Le “pagelle” ai territori, che ne evidenziano le difformità, sono frutto principalmente del volume dell’offerta di strutture disponibili ad ospitare gli studenti rispetto al numero di residenti e di studenti.

Infatti a fronte delle rilevanti richieste scolastiche costituisce una delle criticità ataviche dell’esperienza proprio l’esiguità dell’offerta, che non include solo “imprese” ma anche enti pubblici e privati, musei, associazioni, sindacati, biblioteche, enti sportivi, ecc.

Con un problema in più.

Precisa Domenico Mamone, presidente dell’Unsic:

“I dati emersi e da noi elaborati possono tenere conto unicamente degli aspetti quantitativi, ma non possono includere gli elementi qualitativi, difficili da individuare anche per l’assenza di monitoraggi istituzionali”.

Ad esempio, sotto la generica definizione istituzionale di ‘impresa’ si va dalla multinazionale al piccolo bar e ciò potrebbe parzialmente inficiare l’elaborazione finale, per quanto la fotografia della tendenza provinciale e regionale resta comunque affidabile – conclude Mamone.

Nel quadro della “appetibilità territoriale” emersa, spiccano alcuni elementi.
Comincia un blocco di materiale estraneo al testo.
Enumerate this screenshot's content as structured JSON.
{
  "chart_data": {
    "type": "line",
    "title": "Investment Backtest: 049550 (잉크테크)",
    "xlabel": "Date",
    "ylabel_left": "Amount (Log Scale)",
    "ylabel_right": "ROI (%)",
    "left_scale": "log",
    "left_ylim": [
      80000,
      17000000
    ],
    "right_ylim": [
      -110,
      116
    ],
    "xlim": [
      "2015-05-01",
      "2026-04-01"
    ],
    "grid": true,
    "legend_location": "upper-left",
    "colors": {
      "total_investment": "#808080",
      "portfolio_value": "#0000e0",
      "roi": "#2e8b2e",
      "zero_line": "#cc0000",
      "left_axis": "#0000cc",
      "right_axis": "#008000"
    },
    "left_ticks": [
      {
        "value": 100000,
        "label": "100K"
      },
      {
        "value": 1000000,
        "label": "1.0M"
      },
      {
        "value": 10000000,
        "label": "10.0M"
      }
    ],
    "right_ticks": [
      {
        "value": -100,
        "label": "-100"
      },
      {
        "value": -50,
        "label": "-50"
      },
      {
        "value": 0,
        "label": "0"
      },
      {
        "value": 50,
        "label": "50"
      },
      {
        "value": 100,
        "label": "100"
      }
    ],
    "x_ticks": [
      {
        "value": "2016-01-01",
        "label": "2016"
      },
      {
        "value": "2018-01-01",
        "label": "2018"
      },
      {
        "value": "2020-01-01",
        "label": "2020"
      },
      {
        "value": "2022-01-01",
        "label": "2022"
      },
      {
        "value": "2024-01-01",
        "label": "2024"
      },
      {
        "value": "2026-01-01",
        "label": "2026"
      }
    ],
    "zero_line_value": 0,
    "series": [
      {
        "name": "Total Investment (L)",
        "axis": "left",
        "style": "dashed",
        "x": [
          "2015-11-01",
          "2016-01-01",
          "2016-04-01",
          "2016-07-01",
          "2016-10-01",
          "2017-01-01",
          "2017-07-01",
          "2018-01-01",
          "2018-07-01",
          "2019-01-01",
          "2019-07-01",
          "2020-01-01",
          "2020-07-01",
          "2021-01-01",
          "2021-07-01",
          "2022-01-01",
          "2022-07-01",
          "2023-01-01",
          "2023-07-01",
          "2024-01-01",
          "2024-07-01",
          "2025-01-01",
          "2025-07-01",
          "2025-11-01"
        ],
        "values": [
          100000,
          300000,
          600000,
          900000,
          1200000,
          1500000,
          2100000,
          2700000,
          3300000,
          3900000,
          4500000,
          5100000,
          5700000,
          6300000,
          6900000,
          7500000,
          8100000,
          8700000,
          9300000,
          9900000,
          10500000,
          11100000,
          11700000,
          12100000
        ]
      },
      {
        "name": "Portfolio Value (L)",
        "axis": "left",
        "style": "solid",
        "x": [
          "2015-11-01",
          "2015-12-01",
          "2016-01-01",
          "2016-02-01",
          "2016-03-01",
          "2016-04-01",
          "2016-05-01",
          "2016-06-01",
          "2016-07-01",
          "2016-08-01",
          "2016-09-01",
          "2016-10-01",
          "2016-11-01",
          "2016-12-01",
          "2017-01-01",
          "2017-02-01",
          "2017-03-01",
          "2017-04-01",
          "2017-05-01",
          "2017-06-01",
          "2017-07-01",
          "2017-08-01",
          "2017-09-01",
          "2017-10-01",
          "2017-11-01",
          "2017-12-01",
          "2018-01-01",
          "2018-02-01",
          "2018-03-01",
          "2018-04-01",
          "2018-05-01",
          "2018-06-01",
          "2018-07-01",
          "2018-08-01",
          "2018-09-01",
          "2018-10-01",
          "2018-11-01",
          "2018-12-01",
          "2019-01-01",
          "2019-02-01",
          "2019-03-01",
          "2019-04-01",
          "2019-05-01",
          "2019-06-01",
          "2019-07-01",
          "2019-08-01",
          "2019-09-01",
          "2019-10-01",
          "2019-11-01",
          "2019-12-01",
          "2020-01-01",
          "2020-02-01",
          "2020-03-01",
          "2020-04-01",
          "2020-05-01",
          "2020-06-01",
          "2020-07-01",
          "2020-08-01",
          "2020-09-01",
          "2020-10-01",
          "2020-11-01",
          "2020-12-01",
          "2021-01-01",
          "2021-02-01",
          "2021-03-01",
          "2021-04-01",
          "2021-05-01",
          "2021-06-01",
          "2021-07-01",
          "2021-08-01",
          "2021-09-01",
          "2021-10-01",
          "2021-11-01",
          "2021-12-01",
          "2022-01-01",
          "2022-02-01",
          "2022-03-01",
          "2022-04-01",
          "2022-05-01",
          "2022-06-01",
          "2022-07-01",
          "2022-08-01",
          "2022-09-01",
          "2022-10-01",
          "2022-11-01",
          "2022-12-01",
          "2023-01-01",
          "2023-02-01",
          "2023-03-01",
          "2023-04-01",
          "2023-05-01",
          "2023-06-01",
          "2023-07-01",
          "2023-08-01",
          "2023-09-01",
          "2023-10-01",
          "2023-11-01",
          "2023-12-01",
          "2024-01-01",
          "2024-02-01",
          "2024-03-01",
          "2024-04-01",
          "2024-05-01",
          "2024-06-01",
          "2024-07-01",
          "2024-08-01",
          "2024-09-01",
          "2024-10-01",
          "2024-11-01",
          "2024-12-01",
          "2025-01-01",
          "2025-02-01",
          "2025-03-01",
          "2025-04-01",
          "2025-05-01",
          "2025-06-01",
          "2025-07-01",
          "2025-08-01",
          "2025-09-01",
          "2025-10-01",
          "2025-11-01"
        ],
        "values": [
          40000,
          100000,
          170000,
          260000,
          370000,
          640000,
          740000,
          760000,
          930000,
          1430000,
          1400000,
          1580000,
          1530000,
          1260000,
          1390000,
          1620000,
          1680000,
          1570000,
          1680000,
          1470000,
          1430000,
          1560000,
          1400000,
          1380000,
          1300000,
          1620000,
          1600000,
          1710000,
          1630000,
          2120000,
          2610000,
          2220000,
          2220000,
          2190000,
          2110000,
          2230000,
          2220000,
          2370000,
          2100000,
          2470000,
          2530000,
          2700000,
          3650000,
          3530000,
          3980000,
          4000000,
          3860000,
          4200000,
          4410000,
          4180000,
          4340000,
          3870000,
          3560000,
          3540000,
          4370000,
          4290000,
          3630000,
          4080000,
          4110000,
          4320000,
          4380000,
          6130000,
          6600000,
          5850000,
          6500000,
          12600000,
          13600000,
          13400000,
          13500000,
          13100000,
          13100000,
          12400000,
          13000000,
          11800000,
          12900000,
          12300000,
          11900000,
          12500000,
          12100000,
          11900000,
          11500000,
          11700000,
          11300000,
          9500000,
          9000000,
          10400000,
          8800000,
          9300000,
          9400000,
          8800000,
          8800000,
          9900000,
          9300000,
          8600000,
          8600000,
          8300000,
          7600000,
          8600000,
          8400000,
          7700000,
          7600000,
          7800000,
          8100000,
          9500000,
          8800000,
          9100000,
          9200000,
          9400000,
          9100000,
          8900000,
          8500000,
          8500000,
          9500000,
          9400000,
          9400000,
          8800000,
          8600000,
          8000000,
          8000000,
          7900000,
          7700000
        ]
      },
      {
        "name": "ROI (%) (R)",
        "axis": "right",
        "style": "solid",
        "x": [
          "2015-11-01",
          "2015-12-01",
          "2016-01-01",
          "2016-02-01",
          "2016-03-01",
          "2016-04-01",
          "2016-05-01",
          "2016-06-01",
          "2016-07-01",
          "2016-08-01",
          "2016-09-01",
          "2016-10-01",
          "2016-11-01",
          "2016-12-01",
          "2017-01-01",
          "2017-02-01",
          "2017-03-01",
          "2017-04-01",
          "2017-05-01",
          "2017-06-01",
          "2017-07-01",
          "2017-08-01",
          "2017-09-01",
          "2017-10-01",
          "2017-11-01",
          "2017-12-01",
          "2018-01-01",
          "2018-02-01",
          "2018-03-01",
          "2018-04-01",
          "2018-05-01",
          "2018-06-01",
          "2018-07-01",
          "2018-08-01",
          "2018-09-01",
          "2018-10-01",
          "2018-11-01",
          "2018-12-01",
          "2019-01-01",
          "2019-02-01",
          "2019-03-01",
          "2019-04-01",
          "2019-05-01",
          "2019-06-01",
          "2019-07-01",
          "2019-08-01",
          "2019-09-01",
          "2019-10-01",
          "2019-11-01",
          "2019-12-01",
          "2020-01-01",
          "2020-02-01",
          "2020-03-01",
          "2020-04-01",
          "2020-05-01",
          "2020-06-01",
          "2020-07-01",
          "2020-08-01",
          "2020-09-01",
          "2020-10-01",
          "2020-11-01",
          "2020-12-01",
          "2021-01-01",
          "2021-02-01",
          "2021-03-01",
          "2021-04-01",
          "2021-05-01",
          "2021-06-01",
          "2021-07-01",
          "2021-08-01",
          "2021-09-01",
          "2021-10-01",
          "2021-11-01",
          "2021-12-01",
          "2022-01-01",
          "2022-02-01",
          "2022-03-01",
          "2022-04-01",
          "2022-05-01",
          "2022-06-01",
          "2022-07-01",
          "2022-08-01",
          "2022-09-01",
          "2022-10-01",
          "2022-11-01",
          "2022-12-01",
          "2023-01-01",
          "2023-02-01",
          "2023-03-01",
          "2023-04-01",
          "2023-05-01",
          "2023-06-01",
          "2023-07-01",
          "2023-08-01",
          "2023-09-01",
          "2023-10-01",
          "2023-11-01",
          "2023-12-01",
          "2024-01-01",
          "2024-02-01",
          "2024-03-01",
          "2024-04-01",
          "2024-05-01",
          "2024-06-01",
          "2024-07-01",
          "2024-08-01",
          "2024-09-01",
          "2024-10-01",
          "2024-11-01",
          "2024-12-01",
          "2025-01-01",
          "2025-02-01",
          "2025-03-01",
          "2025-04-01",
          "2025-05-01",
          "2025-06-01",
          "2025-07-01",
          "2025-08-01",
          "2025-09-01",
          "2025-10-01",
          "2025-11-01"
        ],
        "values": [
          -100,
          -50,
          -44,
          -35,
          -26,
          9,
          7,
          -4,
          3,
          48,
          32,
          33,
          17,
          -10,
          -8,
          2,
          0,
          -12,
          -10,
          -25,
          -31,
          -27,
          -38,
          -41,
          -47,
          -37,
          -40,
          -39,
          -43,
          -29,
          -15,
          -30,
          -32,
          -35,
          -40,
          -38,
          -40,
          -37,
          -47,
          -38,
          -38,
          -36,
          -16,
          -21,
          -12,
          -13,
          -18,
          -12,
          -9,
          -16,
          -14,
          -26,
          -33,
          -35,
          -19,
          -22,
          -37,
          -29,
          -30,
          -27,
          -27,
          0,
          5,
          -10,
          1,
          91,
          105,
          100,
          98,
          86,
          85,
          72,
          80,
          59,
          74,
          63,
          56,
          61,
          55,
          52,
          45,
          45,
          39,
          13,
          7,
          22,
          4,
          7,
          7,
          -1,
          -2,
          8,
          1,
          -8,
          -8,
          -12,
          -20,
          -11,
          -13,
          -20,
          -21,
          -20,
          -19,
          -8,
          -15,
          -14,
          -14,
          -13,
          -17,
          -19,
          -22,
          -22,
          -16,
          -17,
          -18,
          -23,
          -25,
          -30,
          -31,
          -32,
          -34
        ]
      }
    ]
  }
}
Se in linea generale sono i territori più industrializzati a garantire maggiori opportunità agli studenti degli istituti tecnici e professionali, e naturalmente le province a maggiore vocazione culturale e turistica garantiscono buone occasioni ai licei (ciò spiega il ventesimo posto di Agrigento e il trentasettesimo di Matera), si segnalano il settimo posto di Fermo per la tradizione artigianale e l’ottavo posto di Trapani per la filiera marinara.

Oltre a ricostruire la storia dell’alternanza, con i riferimenti normativi, il dossier si concentra sui vantaggi (in primis l’apprendimento pratico, l’orientamento, i contatti con l’azienda e l’eventuale opportunità di lavoro) e gli svantaggi (problemi logistici, disarmonia con il percorso scolastico, sfruttamento e insicurezza) dell’esperienza ed elenca anche gli incidenti, alcuni mortali, che hanno funestato l’alternanza, elencando i dieci più gravi dal 2017 ad oggi, accaduti a La Spezia, Faenza (Ravenna), Pavia di Udine, Montemurlo (Prato), Genola (Cuneo), Rovato (Brescia), Lauzacco (Udine), Fermo, Merano (Bolzano) e Noventa di Piave (Venezia).

Infine l’Unsic avanza sedici proposte per riformare la materia, dalla non obbligatorietà almeno nei licei e dall’estromissione come requisito di ammissione agli esami di Stato agli sgravi per le aziende coinvolte che dovrebbero avere certificazioni aggiuntive sulla sicurezza, oltre a quelle di prassi.

L’organizzazione propone anche un accordo scritto tra struttura ospitante e scuola con l’impegno a fornire un programma formativo allineato con le finalità di orientamento e formazione, un albo per i tutor, lo status dello studente per distinguerlo dal lavoratore, il feedback standard sull’esperienza vissuta, la conciliazione tra l’alternanza e le interrogazioni e le verifiche scolastiche a garanzia degli studenti e l’incremento delle esperienze presso aziende e organismi italiani all’estero.

Infine, oltre a chiedere un ruolo per sindacati e organismi rappresentativi di settore sul fronte della prevenzione della sicurezza e della regia locale per la co-progettazione e a proporre l’inserimento della formazione sulla sicurezza nel programma di educazione civica, l’Unsic lancia l’idea di un dibattito aperto sull’eventuale “minisalario” allo studente per l’alternanza (sul modello tedesco), “benché i ragazzi siano in formazione e non dovrebbero lavorare” e un monitoraggio ministeriale, oggi assente.